True, some ACs have the innate ability to judge distance, while others are more adept at finding and holding focus, but their timing is off. Ultimately, the best ACs anticipate an action or focus move, while delaying the focus move itself until the last possible instant, so as not to telegraph the action and undermine the story unfurling onscreen.
This is where the AC’s feeling for the story comes into play. It’s not enough to simply learn the mechanics of pulling focus by referencing the witness marks on a lens. The speed and timing of a focus move (like everything else in film and TV) are dictated by the story imperative. As the great American director Sidney Lumet so eloquently stated in his book Making Movies1: Story is the conduit through which all decisions flow. And that includes the speed and timing of shifting focus.
Accurate focus moves require a feeling for the story being told on screen. Assistant camera people should become familiar with the script or treatment to better anticipate and accommodate the action.
Some ACs may have trouble feeling the story imperative because they are not familiar with the treatment or the script, or they are simply too far from the camera. Working alongside the operator, the AC can more effectively anticipate the action by sighting along the lens axis while also receiving the occasional focus cue from the operator via a gentle prod, sigh, or wince. As COVID times may preclude such intimate interactions, all bets may be off for now. Even so, the operator can opt to communicate via a Tech-com headset, alerting the AC of potential focus issues in that way.
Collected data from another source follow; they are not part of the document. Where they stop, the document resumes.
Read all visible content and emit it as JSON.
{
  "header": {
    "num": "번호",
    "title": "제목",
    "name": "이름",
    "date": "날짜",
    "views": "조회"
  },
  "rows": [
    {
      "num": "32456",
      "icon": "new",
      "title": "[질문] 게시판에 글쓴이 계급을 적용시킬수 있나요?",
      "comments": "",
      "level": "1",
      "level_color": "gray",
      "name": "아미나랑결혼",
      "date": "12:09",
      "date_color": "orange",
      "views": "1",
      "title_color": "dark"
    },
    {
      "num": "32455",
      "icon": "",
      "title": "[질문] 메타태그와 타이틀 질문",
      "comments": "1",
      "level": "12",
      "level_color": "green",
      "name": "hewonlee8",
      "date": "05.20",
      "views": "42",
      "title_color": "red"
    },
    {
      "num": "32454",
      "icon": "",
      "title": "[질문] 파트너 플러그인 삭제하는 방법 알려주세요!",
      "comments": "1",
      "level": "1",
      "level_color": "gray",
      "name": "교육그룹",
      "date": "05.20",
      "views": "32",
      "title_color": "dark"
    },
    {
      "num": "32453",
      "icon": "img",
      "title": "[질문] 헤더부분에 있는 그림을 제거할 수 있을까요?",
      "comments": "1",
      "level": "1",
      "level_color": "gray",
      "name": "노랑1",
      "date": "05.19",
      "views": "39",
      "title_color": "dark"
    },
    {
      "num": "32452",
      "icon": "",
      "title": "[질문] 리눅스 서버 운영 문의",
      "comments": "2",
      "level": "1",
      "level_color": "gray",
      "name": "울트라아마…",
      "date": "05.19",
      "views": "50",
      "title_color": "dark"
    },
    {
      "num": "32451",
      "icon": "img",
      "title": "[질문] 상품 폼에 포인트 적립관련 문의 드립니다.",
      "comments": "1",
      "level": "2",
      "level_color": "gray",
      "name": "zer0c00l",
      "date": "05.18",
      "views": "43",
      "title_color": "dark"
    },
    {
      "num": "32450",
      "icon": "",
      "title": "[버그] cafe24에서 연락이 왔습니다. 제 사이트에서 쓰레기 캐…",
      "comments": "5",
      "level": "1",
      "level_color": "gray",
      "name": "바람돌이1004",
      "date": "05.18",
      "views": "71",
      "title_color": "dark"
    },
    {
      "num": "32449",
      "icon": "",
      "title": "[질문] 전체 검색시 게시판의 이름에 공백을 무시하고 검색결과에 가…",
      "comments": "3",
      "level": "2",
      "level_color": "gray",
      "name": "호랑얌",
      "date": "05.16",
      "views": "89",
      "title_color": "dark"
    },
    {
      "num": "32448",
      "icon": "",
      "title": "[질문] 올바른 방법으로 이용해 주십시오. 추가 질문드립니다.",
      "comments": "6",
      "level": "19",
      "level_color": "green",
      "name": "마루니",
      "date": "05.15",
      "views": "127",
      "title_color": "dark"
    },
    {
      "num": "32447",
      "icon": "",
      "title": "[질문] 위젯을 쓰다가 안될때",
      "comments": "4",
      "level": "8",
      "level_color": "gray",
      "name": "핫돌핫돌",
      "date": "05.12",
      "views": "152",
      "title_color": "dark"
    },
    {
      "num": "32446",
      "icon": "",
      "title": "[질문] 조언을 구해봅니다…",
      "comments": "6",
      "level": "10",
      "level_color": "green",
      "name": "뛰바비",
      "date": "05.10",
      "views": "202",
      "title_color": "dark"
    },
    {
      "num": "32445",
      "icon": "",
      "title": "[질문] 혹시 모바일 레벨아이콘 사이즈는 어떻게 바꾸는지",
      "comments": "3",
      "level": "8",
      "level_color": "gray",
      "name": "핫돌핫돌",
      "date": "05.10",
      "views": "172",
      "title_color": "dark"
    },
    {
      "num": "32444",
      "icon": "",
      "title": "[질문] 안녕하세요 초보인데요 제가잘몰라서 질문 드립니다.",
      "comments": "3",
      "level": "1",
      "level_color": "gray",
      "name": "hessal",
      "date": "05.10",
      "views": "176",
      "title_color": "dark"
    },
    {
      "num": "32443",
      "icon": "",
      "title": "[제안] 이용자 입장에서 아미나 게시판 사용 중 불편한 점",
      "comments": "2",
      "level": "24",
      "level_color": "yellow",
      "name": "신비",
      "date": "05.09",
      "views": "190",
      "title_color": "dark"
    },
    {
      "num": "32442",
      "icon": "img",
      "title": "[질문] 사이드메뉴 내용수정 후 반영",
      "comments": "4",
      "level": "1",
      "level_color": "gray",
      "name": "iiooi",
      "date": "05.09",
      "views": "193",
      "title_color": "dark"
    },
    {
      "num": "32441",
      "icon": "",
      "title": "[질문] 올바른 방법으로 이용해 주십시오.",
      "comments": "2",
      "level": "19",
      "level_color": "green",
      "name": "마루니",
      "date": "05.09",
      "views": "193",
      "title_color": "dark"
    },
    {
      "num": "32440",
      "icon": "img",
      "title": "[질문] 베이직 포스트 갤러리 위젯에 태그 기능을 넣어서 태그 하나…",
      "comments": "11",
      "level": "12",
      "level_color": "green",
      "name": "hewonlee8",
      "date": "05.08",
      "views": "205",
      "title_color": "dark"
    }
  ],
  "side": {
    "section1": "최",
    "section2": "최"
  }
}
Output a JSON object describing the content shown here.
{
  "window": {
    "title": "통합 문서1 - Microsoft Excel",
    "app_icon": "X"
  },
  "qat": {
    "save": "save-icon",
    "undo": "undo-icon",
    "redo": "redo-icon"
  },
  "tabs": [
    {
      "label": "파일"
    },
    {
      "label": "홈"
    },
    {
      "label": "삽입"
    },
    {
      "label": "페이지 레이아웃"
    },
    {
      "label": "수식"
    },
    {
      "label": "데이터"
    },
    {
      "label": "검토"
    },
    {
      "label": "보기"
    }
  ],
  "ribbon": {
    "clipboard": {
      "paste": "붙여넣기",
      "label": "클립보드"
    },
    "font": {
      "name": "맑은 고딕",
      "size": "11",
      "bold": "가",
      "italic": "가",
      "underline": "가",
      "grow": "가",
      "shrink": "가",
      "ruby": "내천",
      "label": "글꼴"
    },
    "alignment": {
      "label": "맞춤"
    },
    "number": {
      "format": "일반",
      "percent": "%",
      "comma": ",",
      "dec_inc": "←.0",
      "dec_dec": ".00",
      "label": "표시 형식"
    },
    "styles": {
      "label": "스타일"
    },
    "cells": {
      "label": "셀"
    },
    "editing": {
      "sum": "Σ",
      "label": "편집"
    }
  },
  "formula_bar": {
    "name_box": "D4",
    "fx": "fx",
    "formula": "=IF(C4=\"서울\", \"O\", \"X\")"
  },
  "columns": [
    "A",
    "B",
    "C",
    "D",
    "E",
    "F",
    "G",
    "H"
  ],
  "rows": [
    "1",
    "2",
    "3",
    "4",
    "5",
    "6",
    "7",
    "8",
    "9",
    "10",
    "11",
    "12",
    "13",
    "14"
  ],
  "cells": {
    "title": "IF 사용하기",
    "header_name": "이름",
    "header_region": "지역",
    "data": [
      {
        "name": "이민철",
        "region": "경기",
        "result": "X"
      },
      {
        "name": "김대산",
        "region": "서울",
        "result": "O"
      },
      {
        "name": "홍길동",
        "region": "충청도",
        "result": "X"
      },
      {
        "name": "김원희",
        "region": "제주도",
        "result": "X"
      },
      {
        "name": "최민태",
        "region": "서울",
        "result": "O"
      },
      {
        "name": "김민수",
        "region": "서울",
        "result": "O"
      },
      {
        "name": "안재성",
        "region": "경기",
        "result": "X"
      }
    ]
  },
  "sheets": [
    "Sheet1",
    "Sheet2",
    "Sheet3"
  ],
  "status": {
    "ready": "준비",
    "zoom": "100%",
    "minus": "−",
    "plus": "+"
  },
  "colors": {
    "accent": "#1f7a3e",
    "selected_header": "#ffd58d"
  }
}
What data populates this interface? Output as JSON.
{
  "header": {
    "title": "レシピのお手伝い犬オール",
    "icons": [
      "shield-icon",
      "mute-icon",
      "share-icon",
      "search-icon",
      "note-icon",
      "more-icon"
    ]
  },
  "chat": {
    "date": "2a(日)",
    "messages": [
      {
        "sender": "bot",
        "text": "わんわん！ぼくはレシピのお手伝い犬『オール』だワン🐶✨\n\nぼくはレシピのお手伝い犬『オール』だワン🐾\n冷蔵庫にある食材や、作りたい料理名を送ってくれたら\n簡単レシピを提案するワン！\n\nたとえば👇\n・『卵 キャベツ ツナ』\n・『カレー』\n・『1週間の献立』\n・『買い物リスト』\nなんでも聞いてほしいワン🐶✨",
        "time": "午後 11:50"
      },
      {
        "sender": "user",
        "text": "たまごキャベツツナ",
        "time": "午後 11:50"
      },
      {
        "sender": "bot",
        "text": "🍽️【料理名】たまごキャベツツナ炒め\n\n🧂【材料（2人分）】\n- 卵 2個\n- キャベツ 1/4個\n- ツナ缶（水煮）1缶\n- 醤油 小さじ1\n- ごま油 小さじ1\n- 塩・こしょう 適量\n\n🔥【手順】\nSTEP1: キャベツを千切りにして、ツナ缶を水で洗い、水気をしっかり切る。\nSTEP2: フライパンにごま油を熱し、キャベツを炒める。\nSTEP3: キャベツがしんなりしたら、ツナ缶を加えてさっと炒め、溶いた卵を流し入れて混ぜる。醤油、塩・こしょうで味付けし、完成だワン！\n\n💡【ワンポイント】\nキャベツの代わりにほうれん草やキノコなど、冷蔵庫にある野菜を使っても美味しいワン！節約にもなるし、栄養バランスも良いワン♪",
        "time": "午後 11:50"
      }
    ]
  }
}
A good AC is a certain kind of person. A way of seeing the world. It’s much different than other disciplines on the set or in the camera department.
To today’s ACs, a high-resolution monitor offers significant advantages, like the ability to map one image atop another or view direct green-screen composites. Beyond this, by zeroing in on an actor in close up, the experienced AC, with superb timing and a clear feeling for the story, can very well anticipate and not lag behind the action, even when viewing the image in a monitor.
1 Making Movies (1996) by Sidney Lumet. New York, NY. Vantage Press.